By: Mandla Mbonambi, CEO of Africonology
Is your business driving change or being driven by it? This is the question that should be powering your business mindset in a digital world that’s swallowed by innovation and exponential change. Anything that cannot be digitised or automated is about to become extremely valuable. Computers can simulate the human but they cannot be. As IoT seeps into cracks across culture and company now is the time to go beyond the technology and the data to eke out human insights and wisdom. In a world of What and How humans are about to become the Why.
So how does this relate to the testing of the Internet of Things? Because today IoT delivers most of our data and this needs to be interpreted and analysed.
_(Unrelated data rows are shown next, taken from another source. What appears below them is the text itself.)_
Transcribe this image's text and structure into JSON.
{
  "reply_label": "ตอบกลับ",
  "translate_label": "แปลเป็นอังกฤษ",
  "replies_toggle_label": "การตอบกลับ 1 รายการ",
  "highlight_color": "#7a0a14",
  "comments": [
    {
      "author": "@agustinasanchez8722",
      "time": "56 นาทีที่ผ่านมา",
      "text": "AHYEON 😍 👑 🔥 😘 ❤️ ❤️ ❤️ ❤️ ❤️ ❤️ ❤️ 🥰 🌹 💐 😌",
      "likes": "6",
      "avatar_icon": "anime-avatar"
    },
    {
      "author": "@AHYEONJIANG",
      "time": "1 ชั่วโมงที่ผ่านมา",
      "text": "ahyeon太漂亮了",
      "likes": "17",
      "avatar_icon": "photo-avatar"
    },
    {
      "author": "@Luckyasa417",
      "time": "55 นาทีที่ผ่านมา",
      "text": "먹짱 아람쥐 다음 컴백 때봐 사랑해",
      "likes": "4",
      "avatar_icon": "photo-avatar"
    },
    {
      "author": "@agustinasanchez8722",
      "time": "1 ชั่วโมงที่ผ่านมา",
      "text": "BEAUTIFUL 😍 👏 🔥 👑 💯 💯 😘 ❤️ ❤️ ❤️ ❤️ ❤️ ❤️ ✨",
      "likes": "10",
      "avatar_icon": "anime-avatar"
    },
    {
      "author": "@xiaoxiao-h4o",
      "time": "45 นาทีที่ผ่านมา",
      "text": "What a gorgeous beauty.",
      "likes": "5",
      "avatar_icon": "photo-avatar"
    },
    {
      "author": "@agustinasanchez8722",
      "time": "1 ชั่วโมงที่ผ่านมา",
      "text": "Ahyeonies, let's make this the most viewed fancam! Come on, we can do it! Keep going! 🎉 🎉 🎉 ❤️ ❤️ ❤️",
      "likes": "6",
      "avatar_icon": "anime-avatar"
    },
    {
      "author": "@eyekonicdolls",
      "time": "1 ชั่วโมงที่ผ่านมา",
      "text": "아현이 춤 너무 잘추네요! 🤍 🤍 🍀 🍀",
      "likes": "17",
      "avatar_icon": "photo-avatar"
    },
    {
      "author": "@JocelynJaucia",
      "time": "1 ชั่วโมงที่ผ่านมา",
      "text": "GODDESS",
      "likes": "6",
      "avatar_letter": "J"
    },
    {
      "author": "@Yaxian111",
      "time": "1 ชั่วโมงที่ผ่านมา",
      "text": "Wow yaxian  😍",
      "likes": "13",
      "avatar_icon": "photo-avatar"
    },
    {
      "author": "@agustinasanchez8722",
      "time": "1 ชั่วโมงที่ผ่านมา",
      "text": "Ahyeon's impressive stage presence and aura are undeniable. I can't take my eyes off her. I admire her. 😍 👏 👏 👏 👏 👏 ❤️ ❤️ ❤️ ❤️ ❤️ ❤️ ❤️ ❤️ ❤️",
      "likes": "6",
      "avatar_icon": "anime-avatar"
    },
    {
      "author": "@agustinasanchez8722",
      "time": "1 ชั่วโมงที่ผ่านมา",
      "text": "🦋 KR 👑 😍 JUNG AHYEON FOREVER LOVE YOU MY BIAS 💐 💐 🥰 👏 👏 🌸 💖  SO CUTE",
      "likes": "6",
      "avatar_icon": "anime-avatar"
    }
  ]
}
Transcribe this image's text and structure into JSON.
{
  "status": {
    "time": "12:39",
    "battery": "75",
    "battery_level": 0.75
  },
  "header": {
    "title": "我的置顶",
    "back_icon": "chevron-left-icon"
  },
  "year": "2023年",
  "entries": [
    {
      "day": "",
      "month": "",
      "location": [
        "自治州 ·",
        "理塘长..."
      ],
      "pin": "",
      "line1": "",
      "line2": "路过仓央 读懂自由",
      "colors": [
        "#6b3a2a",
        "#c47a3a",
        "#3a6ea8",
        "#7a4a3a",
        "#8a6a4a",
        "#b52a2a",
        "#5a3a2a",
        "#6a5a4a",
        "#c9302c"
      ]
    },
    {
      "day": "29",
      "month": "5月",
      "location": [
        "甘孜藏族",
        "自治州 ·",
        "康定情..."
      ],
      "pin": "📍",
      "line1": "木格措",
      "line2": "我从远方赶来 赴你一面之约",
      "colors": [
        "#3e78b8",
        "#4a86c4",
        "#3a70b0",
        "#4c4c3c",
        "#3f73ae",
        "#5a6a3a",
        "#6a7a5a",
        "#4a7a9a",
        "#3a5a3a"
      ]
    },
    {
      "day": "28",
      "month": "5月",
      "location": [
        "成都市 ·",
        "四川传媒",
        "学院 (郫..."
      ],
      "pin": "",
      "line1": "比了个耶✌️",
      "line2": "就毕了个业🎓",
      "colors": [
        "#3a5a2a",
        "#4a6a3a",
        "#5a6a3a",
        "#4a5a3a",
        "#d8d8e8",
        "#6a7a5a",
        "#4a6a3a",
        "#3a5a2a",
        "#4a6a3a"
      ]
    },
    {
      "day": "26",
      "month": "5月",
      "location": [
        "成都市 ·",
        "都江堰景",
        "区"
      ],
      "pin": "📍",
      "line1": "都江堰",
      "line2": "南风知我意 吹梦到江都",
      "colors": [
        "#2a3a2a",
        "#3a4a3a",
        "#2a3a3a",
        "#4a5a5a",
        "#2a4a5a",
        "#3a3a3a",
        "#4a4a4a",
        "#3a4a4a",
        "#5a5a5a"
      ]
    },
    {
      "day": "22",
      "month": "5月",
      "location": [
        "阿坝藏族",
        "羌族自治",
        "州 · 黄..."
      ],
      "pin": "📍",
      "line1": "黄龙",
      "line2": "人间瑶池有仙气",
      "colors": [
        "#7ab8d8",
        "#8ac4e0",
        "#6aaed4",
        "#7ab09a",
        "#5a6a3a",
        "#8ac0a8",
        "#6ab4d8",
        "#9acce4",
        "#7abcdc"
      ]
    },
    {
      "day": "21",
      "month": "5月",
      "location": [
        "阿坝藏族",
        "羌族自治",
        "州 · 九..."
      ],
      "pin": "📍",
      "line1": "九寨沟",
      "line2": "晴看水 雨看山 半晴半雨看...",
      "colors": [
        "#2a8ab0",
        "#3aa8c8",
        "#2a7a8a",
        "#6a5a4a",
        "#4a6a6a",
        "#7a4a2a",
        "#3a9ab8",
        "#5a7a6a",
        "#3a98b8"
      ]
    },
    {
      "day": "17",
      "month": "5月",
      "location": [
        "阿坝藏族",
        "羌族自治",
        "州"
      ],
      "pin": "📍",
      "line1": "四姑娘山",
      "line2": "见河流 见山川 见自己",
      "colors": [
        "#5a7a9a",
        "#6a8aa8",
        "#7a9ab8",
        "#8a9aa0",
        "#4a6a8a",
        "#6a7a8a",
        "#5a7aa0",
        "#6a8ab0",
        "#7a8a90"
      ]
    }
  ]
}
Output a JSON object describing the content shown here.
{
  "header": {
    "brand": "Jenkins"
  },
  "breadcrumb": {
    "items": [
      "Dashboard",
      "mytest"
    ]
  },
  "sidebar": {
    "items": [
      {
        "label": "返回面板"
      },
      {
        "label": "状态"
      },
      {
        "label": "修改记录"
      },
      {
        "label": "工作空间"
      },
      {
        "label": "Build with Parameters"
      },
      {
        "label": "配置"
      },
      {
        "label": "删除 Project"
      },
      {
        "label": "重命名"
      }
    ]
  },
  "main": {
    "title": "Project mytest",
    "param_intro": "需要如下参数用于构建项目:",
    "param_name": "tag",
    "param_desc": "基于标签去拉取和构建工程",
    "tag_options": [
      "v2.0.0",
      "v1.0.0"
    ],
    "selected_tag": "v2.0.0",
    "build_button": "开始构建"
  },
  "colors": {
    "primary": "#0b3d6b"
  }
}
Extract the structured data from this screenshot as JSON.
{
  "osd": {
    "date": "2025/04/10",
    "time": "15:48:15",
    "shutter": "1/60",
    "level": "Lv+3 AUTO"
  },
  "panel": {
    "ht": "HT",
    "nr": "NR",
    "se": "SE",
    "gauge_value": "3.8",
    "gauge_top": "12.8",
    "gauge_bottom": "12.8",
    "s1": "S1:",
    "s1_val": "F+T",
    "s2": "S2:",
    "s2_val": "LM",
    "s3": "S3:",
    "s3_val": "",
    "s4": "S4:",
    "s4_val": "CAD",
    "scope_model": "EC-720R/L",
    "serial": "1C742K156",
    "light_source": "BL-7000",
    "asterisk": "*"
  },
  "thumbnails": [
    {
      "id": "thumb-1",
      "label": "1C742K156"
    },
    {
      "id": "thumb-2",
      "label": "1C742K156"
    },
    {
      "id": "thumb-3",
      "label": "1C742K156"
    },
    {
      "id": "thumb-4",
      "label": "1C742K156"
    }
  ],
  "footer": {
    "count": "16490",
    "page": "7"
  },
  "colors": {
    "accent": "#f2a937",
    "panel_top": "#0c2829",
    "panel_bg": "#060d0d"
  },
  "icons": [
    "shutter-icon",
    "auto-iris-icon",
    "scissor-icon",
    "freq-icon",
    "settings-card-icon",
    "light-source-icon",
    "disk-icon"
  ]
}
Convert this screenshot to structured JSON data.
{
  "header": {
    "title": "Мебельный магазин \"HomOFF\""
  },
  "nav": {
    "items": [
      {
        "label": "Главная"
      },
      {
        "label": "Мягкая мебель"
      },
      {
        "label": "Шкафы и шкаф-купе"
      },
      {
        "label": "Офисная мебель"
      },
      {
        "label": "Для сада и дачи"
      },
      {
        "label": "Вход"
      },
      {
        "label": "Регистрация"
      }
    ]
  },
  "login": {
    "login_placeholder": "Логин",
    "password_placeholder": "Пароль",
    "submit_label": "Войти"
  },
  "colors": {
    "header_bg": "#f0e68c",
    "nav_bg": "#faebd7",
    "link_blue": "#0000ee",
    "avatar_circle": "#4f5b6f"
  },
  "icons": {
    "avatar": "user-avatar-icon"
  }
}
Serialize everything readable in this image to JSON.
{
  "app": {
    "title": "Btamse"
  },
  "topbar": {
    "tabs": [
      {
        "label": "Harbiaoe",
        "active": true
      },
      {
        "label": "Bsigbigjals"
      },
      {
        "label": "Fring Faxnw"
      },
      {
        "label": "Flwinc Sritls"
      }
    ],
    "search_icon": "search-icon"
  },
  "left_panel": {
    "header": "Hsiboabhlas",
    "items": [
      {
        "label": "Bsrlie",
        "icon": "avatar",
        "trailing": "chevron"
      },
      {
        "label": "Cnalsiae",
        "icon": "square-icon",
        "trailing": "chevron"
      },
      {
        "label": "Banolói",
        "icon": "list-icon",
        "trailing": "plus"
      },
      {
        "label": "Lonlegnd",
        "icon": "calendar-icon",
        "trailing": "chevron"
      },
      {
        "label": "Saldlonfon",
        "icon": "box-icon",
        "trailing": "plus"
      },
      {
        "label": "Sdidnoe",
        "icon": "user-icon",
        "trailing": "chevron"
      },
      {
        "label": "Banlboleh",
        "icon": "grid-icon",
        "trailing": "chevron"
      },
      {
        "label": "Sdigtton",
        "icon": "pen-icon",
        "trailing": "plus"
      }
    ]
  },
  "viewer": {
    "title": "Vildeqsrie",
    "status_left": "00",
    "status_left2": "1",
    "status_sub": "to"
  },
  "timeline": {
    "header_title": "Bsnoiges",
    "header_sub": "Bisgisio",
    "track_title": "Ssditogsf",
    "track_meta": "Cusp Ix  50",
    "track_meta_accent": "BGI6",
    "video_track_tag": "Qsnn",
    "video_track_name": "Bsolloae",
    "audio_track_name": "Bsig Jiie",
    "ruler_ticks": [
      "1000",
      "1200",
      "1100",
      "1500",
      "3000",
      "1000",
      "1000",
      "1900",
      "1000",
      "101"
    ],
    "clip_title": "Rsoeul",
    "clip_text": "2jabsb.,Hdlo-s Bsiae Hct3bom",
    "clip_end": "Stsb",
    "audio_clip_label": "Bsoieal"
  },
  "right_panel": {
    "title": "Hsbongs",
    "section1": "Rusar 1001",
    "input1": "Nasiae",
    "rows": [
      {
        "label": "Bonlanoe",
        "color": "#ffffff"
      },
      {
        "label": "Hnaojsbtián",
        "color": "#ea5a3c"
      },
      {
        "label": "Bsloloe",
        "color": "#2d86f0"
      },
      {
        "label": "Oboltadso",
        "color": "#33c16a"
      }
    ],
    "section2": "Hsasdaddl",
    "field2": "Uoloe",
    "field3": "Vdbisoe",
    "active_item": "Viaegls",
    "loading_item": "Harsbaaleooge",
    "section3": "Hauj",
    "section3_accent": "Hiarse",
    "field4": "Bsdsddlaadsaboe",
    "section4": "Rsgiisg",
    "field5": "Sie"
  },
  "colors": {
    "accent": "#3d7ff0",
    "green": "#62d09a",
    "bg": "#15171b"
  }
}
We are in the phase of machine-to-machine communication, the big data journey is evolving at a rapid rate and all these technologies are no longer vague constructs from the future. They are our current, ignored reality.
The business has to find a way of establishing the value of big data, finding out how customers perceive them, the impact of market conditions and how to reduce time to market. Many challenges can potentially be solved by IoT, but there first has to be a way of interpreting the threats and insights in such a way as to change how the business engages. That changes how an organisation does business.
There are seven layers that lie within the Internet of Things: people and process, applications, data analytics, data ingestions, global infrastructure, the quality of connectivity and edge computing, and things. The goal is to unlock how to make sense of these layers within IoT by determining what type of testing is required. With the right systems in place, every problem can become an opportunity.
The proliferation of IoT devices and software projects necessitates a sufficiently equipped testing specialist. It also asks that there are strategies in place to address the emergence of these new challenges around usability, integration, interoperability, performance, and synchronisation. The human element is critical to unlocking this potential by looking at the entire IoT ecosystem. It is the Why that’s capable of pulling the threads of security, performance, compatibility, interoperability and data integrity into a cohesive pattern.
Testing is required to find the loopholes that may exist within the network of devices, platforms, and systems. Already there are real-world examples of how this has changed business parameters and problems. The business has to know exactly how reliable its solutions and ecosystems are, and how viable within the real world. And they need insight into customer responses.
The game has changed. It is the ‘all eyes on you’ market. It’s the time to examine capability and delivery, to test automation and to invest in the right tools. These are the steps towards assessing the health of your ecosystem and ensuring your customers are happy. To effectively fulfil the remit of IoT, the organisation has to move away from traditional quality assurance methodologies towards intensive quality engineering. This is the new roadmap, the one that blends the Why of the human with the How of the technology to determine the results of IoT.